Hubert Muszyński podpisał nowy kontrakt ze Śląskiem Wrocław. Umowa kapitana drugiej drużyny obowiązuje do końca rozgrywek 2025/26.

SuperBet

„Muszka” przyszedł do drugiej drużyny Śląska przed sezonem 2022/2023, ale zmieniając klub, nie nie musiał zmieniać miasta, ponieważ wcześniej grał w Ślęzie Wrocław. Hubert szybko stał się ważnym zawodnikiem ekipy rezerw, wyrastając na lidera i kapitana zespołu. W poprzednim sezonie był jednym z filarów drużyny, która zdobyła mistrzostwo Betclic 3. ligi, grupy III.

– Cieszymy się, że kapitan naszego zespołu przedłuża umowę. Był bardzo ważną postacią w ostatnim sezonie, pomagając młodym zawodnikom na boisku i poza nim młodym. Liczymy na Huberta w nowym sezonie, bo przed nami jeszcze większe wyzwania – komentuje trener rezerw Śląska Wrocław, Michał Hetel.

Hubert jest wzorem do naśladowania dla młodych zawodników, a przypomnijmy, że zespół rezerw WKS-u był najmłodszy w swojej grupie III ligi. Jego doświadczenie i pewność siebie przekłada się na całą drużynę. Łącznie na poziomie 3. ligi w barwach Śląska II zdobył już 13 bramek. A występuje przecież na środku obrony! Teraz „Muszka” będzie miał okazję do zdobycia paru goli w Betclic 2. lidze, ponieważ zostaje w Śląsku do końca rozgrywek 25/26.

– Moja decyzja o tym, żeby zostać w drużynie na następny sezon, to była prosta sprawa, najważniejszy był dla mnie awans do Betclic 2. ligi oraz rozwój sportowy całego zespołu. Po tym jak Mario zrezygnował z roli piłkarza, to zostawił mnie jako najstarszego w drużynie, więc czuję dodatkową odpowiedzialność – mówi Hubert Muszyński. – Oczywiście moja rola, jako kapitana, polega na pomaganiu młodszym chłopakom. Jestem doświadczonym zawodnikiem, więc moja decyzyjność boiskowa jest inna, dlatego staram się zawsze chłopakom podpowiadać – dodaje kapitan Śląska II Wrocław.

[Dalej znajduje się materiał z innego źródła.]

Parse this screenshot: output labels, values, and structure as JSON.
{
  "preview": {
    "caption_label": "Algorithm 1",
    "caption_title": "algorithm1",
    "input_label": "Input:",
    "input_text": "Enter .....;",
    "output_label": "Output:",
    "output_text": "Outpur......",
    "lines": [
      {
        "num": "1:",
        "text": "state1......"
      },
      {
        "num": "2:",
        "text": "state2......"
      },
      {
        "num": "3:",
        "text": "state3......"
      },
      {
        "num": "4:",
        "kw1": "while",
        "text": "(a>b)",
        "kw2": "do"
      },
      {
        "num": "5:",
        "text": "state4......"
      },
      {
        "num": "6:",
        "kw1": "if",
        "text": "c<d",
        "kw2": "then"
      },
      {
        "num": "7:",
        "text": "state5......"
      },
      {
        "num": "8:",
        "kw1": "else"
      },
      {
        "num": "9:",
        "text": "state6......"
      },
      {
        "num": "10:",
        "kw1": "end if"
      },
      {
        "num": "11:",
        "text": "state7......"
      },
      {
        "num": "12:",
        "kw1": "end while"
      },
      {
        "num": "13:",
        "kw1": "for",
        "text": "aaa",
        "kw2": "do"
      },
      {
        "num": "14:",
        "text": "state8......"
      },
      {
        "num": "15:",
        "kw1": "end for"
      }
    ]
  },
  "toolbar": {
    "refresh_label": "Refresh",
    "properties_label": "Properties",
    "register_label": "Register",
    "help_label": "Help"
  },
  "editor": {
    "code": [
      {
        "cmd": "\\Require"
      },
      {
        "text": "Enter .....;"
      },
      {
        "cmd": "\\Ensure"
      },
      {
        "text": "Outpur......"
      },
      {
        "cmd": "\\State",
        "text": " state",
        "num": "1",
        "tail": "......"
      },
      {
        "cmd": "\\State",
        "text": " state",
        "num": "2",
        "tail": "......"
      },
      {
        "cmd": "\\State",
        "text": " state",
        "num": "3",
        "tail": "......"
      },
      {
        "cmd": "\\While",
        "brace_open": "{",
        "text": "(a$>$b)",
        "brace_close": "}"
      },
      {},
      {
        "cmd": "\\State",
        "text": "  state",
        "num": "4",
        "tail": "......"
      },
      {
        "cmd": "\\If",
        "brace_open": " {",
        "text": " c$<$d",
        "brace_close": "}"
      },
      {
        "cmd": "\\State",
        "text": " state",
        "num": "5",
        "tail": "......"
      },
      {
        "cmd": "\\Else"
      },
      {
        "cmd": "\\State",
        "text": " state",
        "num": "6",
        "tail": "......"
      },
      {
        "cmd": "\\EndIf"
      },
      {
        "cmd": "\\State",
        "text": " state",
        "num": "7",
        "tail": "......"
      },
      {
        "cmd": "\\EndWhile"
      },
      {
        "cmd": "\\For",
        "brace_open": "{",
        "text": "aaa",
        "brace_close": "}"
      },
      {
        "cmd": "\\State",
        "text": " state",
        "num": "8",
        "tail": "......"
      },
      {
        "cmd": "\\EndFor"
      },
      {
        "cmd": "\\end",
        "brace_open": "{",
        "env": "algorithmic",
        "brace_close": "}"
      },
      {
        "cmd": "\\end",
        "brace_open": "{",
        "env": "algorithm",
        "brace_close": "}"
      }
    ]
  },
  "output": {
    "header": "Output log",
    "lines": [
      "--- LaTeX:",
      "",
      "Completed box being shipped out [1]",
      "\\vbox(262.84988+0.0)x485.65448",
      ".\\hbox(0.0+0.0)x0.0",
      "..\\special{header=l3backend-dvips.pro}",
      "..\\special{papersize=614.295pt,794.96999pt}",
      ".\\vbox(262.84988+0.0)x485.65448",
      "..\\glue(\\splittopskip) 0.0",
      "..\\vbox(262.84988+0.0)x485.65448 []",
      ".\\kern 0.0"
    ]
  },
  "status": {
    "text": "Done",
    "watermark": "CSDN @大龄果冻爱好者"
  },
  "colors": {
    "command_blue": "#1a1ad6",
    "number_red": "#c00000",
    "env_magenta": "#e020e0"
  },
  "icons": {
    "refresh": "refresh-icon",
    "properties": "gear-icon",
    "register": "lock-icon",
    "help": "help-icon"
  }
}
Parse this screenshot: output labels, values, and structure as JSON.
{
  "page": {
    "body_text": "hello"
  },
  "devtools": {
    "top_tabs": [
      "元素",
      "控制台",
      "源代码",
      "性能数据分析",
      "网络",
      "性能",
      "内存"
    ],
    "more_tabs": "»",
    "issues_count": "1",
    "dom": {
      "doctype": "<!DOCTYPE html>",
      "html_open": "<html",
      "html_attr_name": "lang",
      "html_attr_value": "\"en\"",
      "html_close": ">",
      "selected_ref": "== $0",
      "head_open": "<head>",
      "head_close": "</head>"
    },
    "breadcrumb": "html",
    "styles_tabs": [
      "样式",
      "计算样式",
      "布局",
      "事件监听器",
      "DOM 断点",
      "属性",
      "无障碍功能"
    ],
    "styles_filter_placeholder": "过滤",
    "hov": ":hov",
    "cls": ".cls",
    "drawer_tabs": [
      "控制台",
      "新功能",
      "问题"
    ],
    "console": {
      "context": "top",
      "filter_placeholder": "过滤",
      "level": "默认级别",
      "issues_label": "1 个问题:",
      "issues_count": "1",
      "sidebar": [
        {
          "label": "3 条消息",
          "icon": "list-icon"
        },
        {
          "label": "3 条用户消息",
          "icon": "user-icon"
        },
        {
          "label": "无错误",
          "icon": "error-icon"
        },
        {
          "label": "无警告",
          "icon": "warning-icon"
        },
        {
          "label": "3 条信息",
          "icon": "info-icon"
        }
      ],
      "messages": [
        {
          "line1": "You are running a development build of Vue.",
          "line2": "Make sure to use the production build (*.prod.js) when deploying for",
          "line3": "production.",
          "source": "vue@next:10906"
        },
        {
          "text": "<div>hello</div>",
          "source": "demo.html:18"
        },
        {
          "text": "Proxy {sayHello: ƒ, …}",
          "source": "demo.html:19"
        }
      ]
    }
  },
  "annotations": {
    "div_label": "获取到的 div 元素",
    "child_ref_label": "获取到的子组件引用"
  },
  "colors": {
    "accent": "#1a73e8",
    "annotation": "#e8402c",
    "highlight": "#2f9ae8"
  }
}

– Pierwszy sezon po awansie z pewnością będzie trudny. Truno powiedzieć, jaką siłą w tej lidze będziemy, na pewno będzie w nas ta młodzieńcza fantazja i taka „nasza” gra, czyli wysoki pressing i dużo biegania. Czy rywale nam na to pozwolą? Zobaczymy. Naszym celem nie jest tylko utrzymanie, ale i zajęcie jak najwyższego miejsca w tabeli, a przede wszystkim – co często podkreślają trenerzy – rozwój młodych piłkarzy. Zeszły sezon był dla mnie bardzo udany, a raz było nawet blisko mojego debiutu w PKO BP Ekstraklasie w pierwszej drużynie. Czegoś mi zabrakło, skoro tego debiutu nie było, niemniej pozostaje mi dalej ciężko pracować i nie obrażać się – kończy zawodnik.